Another viewpoint is that when a fetus dies, the grief felt by the parents is not the same kind of grief that they would feel if their “living” child died. The fetus is not a “reality” to the parents -- it remains a nameless, faceless entity while unborn, and therefore cannot elicit the same kind of grief or feelings that an already “living” child can. Therefore, the fetus cannot be human. However, this argument leaves out a major factor -- humans are fickle. Our feelings and emotions are constantly changing; this makes it a very unstable guide to deciding the humanity of a being. Something so unreliable cannot determine the humanity of a being.

The next view is that because the fetus cannot be seen or touched, it cannot be granted humanity. Basically, the idea behind this is “out of sight, out of mind”. This view, however, is even more unstable than that of the feelings and grief. Not only that, but simply judging based on visual perception is a dangerous route to take. It is because of visual perception that racial discrimination and color segregation came about. Just because someone appears different than us does not make them any less human, and just because we cannot physically see a fetus does not make it any less human. Besides, the fetus can be seen -- because of advances in technology, the baby can now be viewed before being born via ultrasound. The view that they are less human because we cannot see them is a holdover from the Old English idea of “quickening”, which was actually a mistranslation that was accepted as common canon. Touch and sight as an accepted defining factor of humanity seems to be dependent on the Aristotelian idea of ensoulment. Once this idea of ensoulment ceased to be used, the definition did as well.

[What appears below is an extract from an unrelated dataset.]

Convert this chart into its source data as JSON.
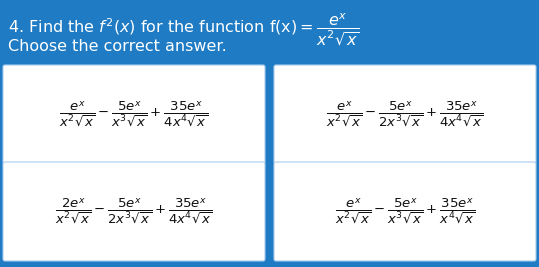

Next, Noonan, Jr. focuses on the view that the pro-abortionists have adopted that states because the fetus cannot communicate with others, it is not socially perceived as human; therefore it is not a member of society. According to this view, a being that is excluded from society of men is also excluded from the humanity of men. However, this view cannot be correct. If this view were the general practice of defining humanity, then several individuals or even entire groups of beings could be denied humanity simply by being shunned by society. This brings to mind a “high-school mentality”: because a person is not accepted by the right group in society, they cease to exist. This is simply not an intelligent way to define someone as human or not. While not being recognized by society in general can be destructive to a person, humanity is not defined by social recognition. Therefore, this view is invalid.

It should be restated: any being conceived by a human man and human woman is, therefore, human. A human carries the DNA of a human, nothing else. A fetus is no exception. All of the views written about that the pro-abortionists hold are easily refuted, either because of a lack of education, lack of research, or both.